I'm told that the original Clam Broth House gave away free clam broth as a promotional gimmick. On days like today, with the temperatures in the 20° range, I can imagine many a dock worker made his way a few blocks over to imbibe the warm nectar of bivalve. While there he probably extended the order and shelled out a couple of bucks for a heap of pasta too.
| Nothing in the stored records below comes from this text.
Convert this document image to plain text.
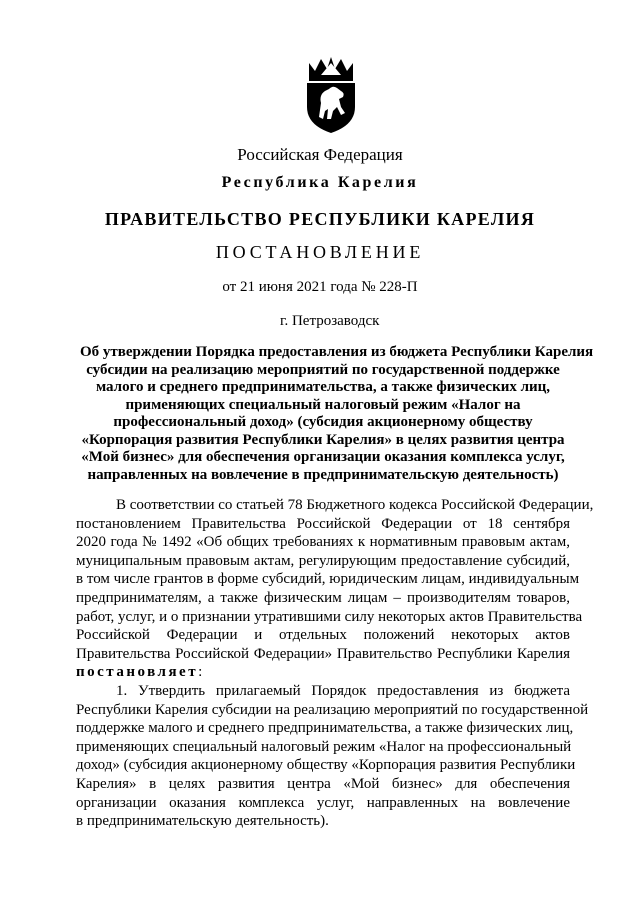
Российская Федерация
Республика Карелия
ПРАВИТЕЛЬСТВО РЕСПУБЛИКИ КАРЕЛИЯ
ПОСТАНОВЛЕНИЕ
от 21 июня 2021 года № 228-П
г. Петрозаводск
Об утверждении Порядка предоставления из бюджета Республики Карелия
субсидии на реализацию мероприятий по государственной поддержке
малого и среднего предпринимательства, а также физических лиц,
применяющих специальный налоговый режим «Налог на
профессиональный доход» (субсидия акционерному обществу
«Корпорация развития Республики Карелия» в целях развития центра
«Мой бизнес» для обеспечения организации оказания комплекса услуг,
направленных на вовлечение в предпринимательскую деятельность)
В соответствии со статьей 78 Бюджетного кодекса Российской Федерации,
постановлением Правительства Российской Федерации от 18 сентября
2020 года № 1492 «Об общих требованиях к нормативным правовым актам,
муниципальным правовым актам, регулирующим предоставление субсидий,
в том числе грантов в форме субсидий, юридическим лицам, индивидуальным
предпринимателям, а также физическим лицам – производителям товаров,
работ, услуг, и о признании утратившими силу некоторых актов Правительства
Российской Федерации и отдельных положений некоторых актов
Правительства Российской Федерации» Правительство Республики Карелия
постановляет:
1. Утвердить прилагаемый Порядок предоставления из бюджета
Республики Карелия субсидии на реализацию мероприятий по государственной
поддержке малого и среднего предпринимательства, а также физических лиц,
применяющих специальный налоговый режим «Налог на профессиональный
доход» (субсидия акционерному обществу «Корпорация развития Республики
Карелия» в целях развития центра «Мой бизнес» для обеспечения
организации оказания комплекса услуг, направленных на вовлечение
в предпринимательскую деятельность).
A newcomer, I'm still discovering the little pockets of old and new Hoboken -- a new pocket being the sweet little Internet café where I'm writing this. Smells of warm breakfast and just a few people at the tables, it's almost like a room in my own home. It inspires me to catch you up on my Hoboken adventures, and from here, the Hoboken Gourmet Company, I'll be writing and checking emails until I can get hooked up at my apartment three and a half blocks away. I had a great lentil soup for lunch here two days ago, and will again. But I must try The Soup Man, too, just across Washington Street. The Soup Man is owned by that infamous soup entrepreneur described unflatteringly by Jerry Seinfeld so many years ago. I'm sure he's a nice guy -- and I know I'm gonna love his soup.

No move goes without a hitch. As I described yesterday, some of the hitches this time I could have done without, but I eagerly await the arrival of my PIN number (the bank says it could actually come today or tomorrow!) and then my furniture next Monday.
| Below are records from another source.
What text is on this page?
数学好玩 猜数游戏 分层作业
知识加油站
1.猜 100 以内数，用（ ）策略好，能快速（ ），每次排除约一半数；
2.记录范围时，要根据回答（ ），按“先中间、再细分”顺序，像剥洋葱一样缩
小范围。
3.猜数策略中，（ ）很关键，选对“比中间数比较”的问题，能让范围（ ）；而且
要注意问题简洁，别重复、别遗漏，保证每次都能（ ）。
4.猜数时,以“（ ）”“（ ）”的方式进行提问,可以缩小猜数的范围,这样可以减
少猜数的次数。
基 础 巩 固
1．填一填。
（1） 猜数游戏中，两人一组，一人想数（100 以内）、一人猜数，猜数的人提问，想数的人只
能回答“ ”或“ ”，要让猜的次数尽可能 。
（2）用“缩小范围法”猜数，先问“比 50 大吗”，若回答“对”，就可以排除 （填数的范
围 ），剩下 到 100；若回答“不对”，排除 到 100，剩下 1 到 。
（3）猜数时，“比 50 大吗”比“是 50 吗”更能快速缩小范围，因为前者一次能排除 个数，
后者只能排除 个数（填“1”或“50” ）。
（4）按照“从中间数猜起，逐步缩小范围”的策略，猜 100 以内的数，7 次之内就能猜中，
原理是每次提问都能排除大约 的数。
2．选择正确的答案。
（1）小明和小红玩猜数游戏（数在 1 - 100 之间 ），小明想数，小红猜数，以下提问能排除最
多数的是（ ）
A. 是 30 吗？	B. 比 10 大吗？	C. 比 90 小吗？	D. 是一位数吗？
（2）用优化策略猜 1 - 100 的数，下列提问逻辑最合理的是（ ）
Today I walk my frozen way down to City Hall and see what I can find out about the bus system so I can get to the Shop-Rite. I know where the A & P is; it's a long walk and the Shop-Rite is a bus ride.

All of this is vaguely familiar. I lived in New York for some 20 years, and this is like a low-key return. I don't even object to the Christmas carols being piped in everywhere this year. It feels like Christmas; it's so damn cold. Oh, no -- now they're playing Burl Ives singing "Have a Holly Jolly Christmas." Some things are just too much. Ives always said he never liked kids, and it showed.

I'm hoping Frank Sinatra will sing "Silent Night" next. For that, I'll stick around. Let's see, the song has changed...unfamiliar, definitely not Sinatra. Not bad, not as offensive as "holly jolly" but I think it's time for me to pack it in and make my rounds. More on finding myself and finding Hoboken. Maybe even tomorrow if they'll let me back in this place. Wonder if the Soup Man is wired for Wi-Fi.


Craig said...

I don't know about Soup Man, but Panera has wi-fi (and it's free).

Mary Lois said...

Had lunch at the Soup Man and discovered it doesn't have tables! Actually I took the soup (excellent, by the way) home where I also don't have tables. Will try Panera -- but they have those in Alabama, you know. Plus, the Gourmet Co. is closer to my apartment.

Craig said...

Not recommending the food so much as the wi-fi. ;)

Anonymous said...

The episode that I remember from Seinfeld called him the "soup Nazi" because of his attitude toward his customers, George, Elaine and Kramer. They liked the soup enough to be abased. It's gotta be better than that disappointing Saturday Wintzell's fare, home of the "oyster Nazi?" (where it's all about the tourists). We would have done better taking you to 'Stewed Tomatoes' soul food buffet in Summerdale. We ate there on return from the airport. It'll be awhile before you get that chance again.